インドは宗教の国であり、修行の国である。
古から、釈迦をはじめ実に多くの人々が、悟りや神秘力の獲得をめざして、出家し苦行に身を苛んできた。
今でもその伝統は息づいている。
一般の人々のあいだでも、食事の制限などのかたちで戒律を守っている人は多い。

とても厳しい菜食主義者、特にジャイナ教徒のなかには、タマネギ、ニンニク、トマト、イモなどを一切とらない者もいるらしい。
日本人からは紛れもなく「菜食」と映るのに、どうしたわけだろう。
不殺生を徹底して守るジャイナ教では、土を掘り返して収穫する野菜を避ける傾向がある。
掘ることで、うっかり土のなかの生き物を傷つけてしまう恐れがあるからだ。

さらに、これらの食べものは皆、植物の栄養や生命力が集中・凝縮した部分と言えなくもない。
いわば命を宿した部分なのだ。
タマネギやニンニクは、その球根部分を食べるから「根菜」と呼ばれる。
球根は、そのまま土に埋め、水をかけてやれば、やがて芽吹き再生することができる。
イモも似ている。芽のついた部分をいくつか含むいくつかの塊に切り分け、土に埋めれば、それぞれちゃんと芽吹いて再生する。
トマトの場合はそうはいかない。トマトが厳しい菜食主義者に敬遠されるのは、おそらくその色、血液を連想させる真っ赤な色彩のせいでもあるのだろう。
インド人は昔から、血による汚れを極端に嫌ってきた。トマトの色は血を連想させるのだ。
このように、我々からは疑いなく菜食の材料と思われるものであっても、種類によっては遠ざけられる場合もある。
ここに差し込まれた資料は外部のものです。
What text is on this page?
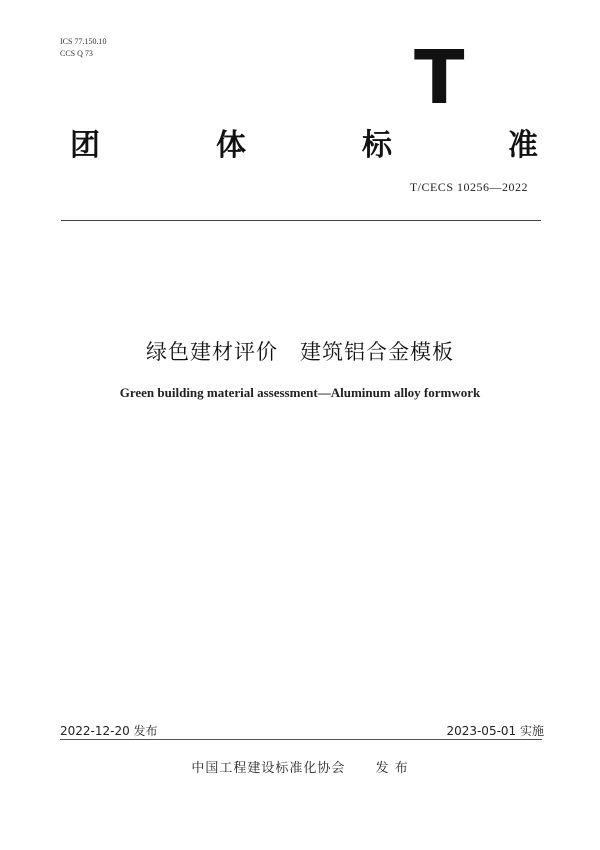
ICS 77.150.10
CCS Q 73	T
团	体	标	准
T/CECS 10256—2022
绿色建材评价 建筑铝合金模板
Green building material assessment—Aluminum alloy formwork
2022-12-20 发布	2023-05-01 实施
中国工程建设标准化协会 发 布
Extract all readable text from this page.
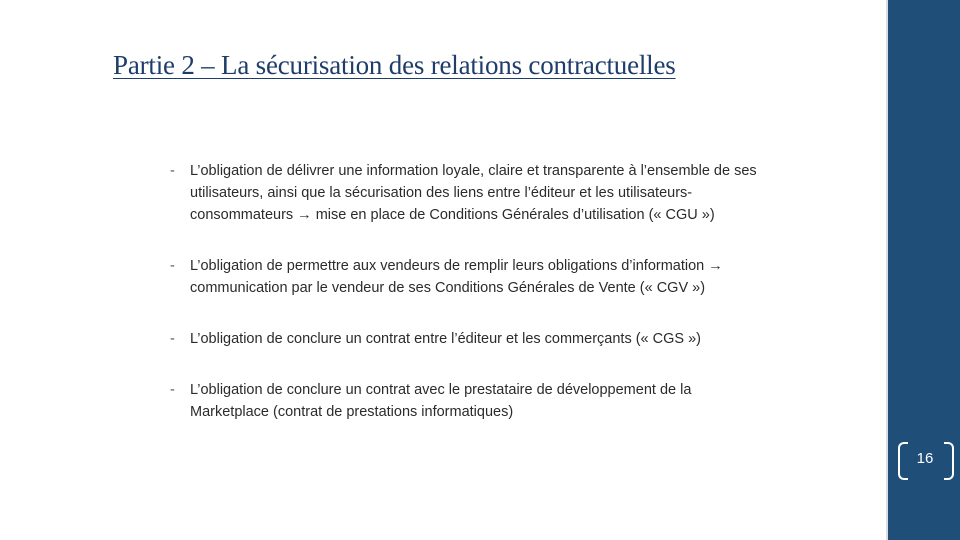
Partie 2 – La sécurisation des relations contractuelles
- L’obligation de délivrer une information loyale, claire et transparente à l’ensemble de ses utilisateurs, ainsi que la sécurisation des liens entre l’éditeur et les utilisateurs-consommateurs → mise en place de Conditions Générales d’utilisation (« CGU »)
- L’obligation de permettre aux vendeurs de remplir leurs obligations d’information → communication par le vendeur de ses Conditions Générales de Vente (« CGV »)
- L’obligation de conclure un contrat entre l’éditeur et les commerçants (« CGS »)
- L’obligation de conclure un contrat avec le prestataire de développement de la Marketplace (contrat de prestations informatiques)
16
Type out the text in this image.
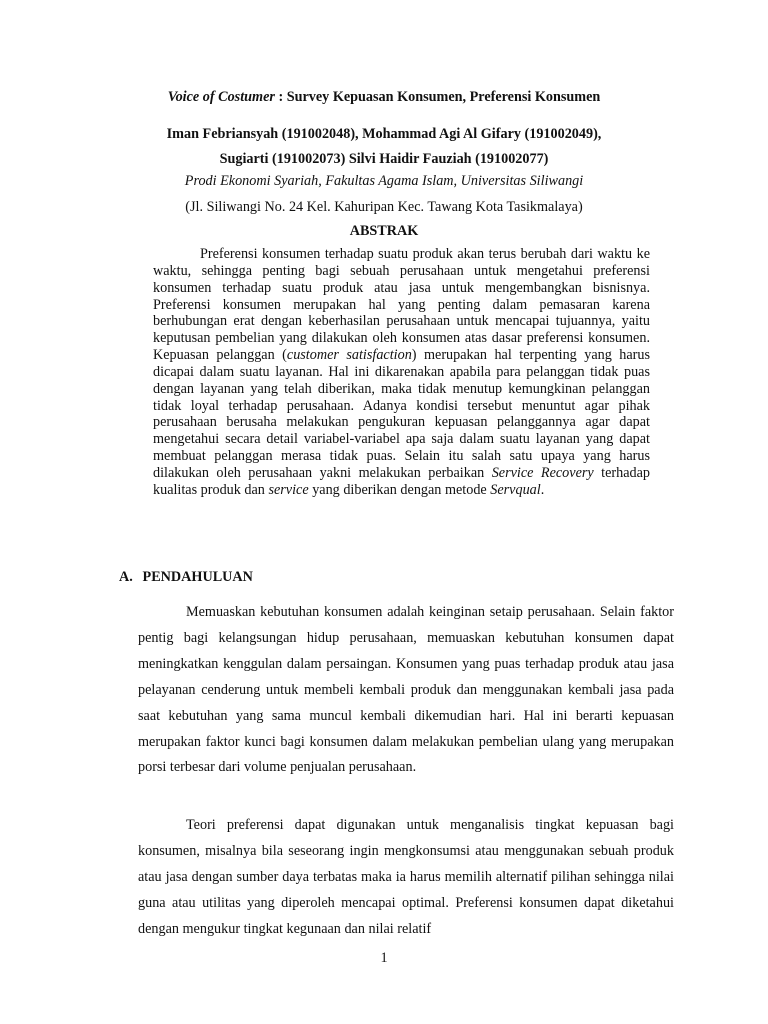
Voice of Costumer : Survey Kepuasan Konsumen, Preferensi Konsumen
Iman Febriansyah (191002048), Mohammad Agi Al Gifary (191002049),
Sugiarti (191002073) Silvi Haidir Fauziah (191002077)
Prodi Ekonomi Syariah, Fakultas Agama Islam, Universitas Siliwangi
(Jl. Siliwangi No. 24 Kel. Kahuripan Kec. Tawang Kota Tasikmalaya)
ABSTRAK

Preferensi konsumen terhadap suatu produk akan terus berubah dari waktu ke waktu, sehingga penting bagi sebuah perusahaan untuk mengetahui preferensi konsumen terhadap suatu produk atau jasa untuk mengembangkan bisnisnya. Preferensi konsumen merupakan hal yang penting dalam pemasaran karena berhubungan erat dengan keberhasilan perusahaan untuk mencapai tujuannya, yaitu keputusan pembelian yang dilakukan oleh konsumen atas dasar preferensi konsumen. Kepuasan pelanggan (customer satisfaction) merupakan hal terpenting yang harus dicapai dalam suatu layanan. Hal ini dikarenakan apabila para pelanggan tidak puas dengan layanan yang telah diberikan, maka tidak menutup kemungkinan pelanggan tidak loyal terhadap perusahaan. Adanya kondisi tersebut menuntut agar pihak perusahaan berusaha melakukan pengukuran kepuasan pelanggannya agar dapat mengetahui secara detail variabel-variabel apa saja dalam suatu layanan yang dapat membuat pelanggan merasa tidak puas. Selain itu salah satu upaya yang harus dilakukan oleh perusahaan yakni melakukan perbaikan Service Recovery terhadap kualitas produk dan service yang diberikan dengan metode Servqual.

A. PENDAHULUAN

Memuaskan kebutuhan konsumen adalah keinginan setaip perusahaan. Selain faktor pentig bagi kelangsungan hidup perusahaan, memuaskan kebutuhan konsumen dapat meningkatkan kenggulan dalam persaingan. Konsumen yang puas terhadap produk atau jasa pelayanan cenderung untuk membeli kembali produk dan menggunakan kembali jasa pada saat kebutuhan yang sama muncul kembali dikemudian hari. Hal ini berarti kepuasan merupakan faktor kunci bagi konsumen dalam melakukan pembelian ulang yang merupakan porsi terbesar dari volume penjualan perusahaan.

Teori preferensi dapat digunakan untuk menganalisis tingkat kepuasan bagi konsumen, misalnya bila seseorang ingin mengkonsumsi atau menggunakan sebuah produk atau jasa dengan sumber daya terbatas maka ia harus memilih alternatif pilihan sehingga nilai guna atau utilitas yang diperoleh mencapai optimal. Preferensi konsumen dapat diketahui dengan mengukur tingkat kegunaan dan nilai relatif

1
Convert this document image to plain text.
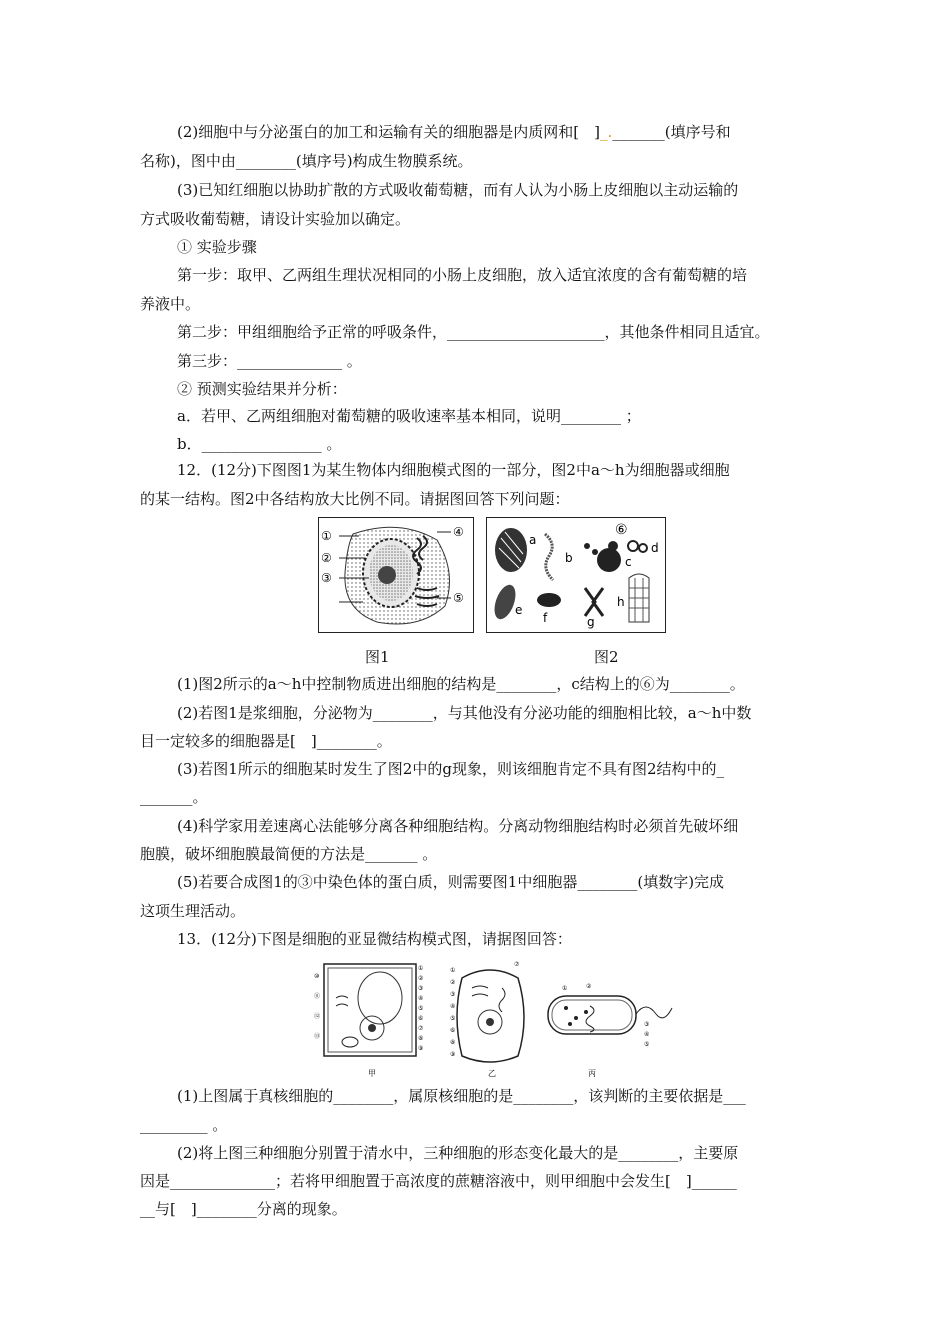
(2)细胞中与分泌蛋白的加工和运输有关的细胞器是内质网和[　]_._______(填序号和
名称)，图中由________(填序号)构成生物膜系统。
(3)已知红细胞以协助扩散的方式吸收葡萄糖，而有人认为小肠上皮细胞以主动运输的
方式吸收葡萄糖，请设计实验加以确定。
① 实验步骤
第一步：取甲、乙两组生理状况相同的小肠上皮细胞，放入适宜浓度的含有葡萄糖的培
养液中。
第二步：甲组细胞给予正常的呼吸条件，_____________________，其他条件相同且适宜。
第三步：______________ 。
② 预测实验结果并分析：
a．若甲、乙两组细胞对葡萄糖的吸收速率基本相同，说明________ ；
b．________________ 。
12．(12分)下图图1为某生物体内细胞模式图的一部分，图2中a～h为细胞器或细胞
的某一结构。图2中各结构放大比例不同。请据图回答下列问题：
①
②
③
④
⑤
图1
a
b	c
d
e
f	g
h
⑥
图2
(1)图2所示的a～h中控制物质进出细胞的结构是________，c结构上的⑥为________。
(2)若图1是浆细胞，分泌物为________，与其他没有分泌功能的细胞相比较，a～h中数
目一定较多的细胞器是[　]________。
(3)若图1所示的细胞某时发生了图2中的g现象，则该细胞肯定不具有图2结构中的_
_______。
(4)科学家用差速离心法能够分离各种细胞结构。分离动物细胞结构时必须首先破坏细
胞膜，破坏细胞膜最简便的方法是_______ 。
(5)若要合成图1的③中染色体的蛋白质，则需要图1中细胞器________(填数字)完成
这项生理活动。
13．(12分)下图是细胞的亚显微结构模式图，请据图回答：
①
②
③
④
⑤
⑥
⑦
⑧
⑨
⑩
⑪
⑫
⑬
甲
①
②
③
④
⑤
⑥
⑦
⑧
⑨
乙
①	②
③
④
⑤
丙
(1)上图属于真核细胞的________，属原核细胞的是________，该判断的主要依据是___
_________ 。
(2)将上图三种细胞分别置于清水中，三种细胞的形态变化最大的是________，主要原
因是______________；若将甲细胞置于高浓度的蔗糖溶液中，则甲细胞中会发生[　]______
__与[　]________分离的现象。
2000年ほど前に作られた『マヌ法典』という書物にも、ニンニクとタマネギが、ニラやキノコとともに、バラモンが食べてはならないものにあげられている(五・五)。
どれも臭いがきついせいか、汚れから生じたものと考えられていたようだ。
同じ書物の別の箇所では、ニンニク、タマネギが、豚や鶏と同列に論じられ、食べることが戒められている(五・一九)。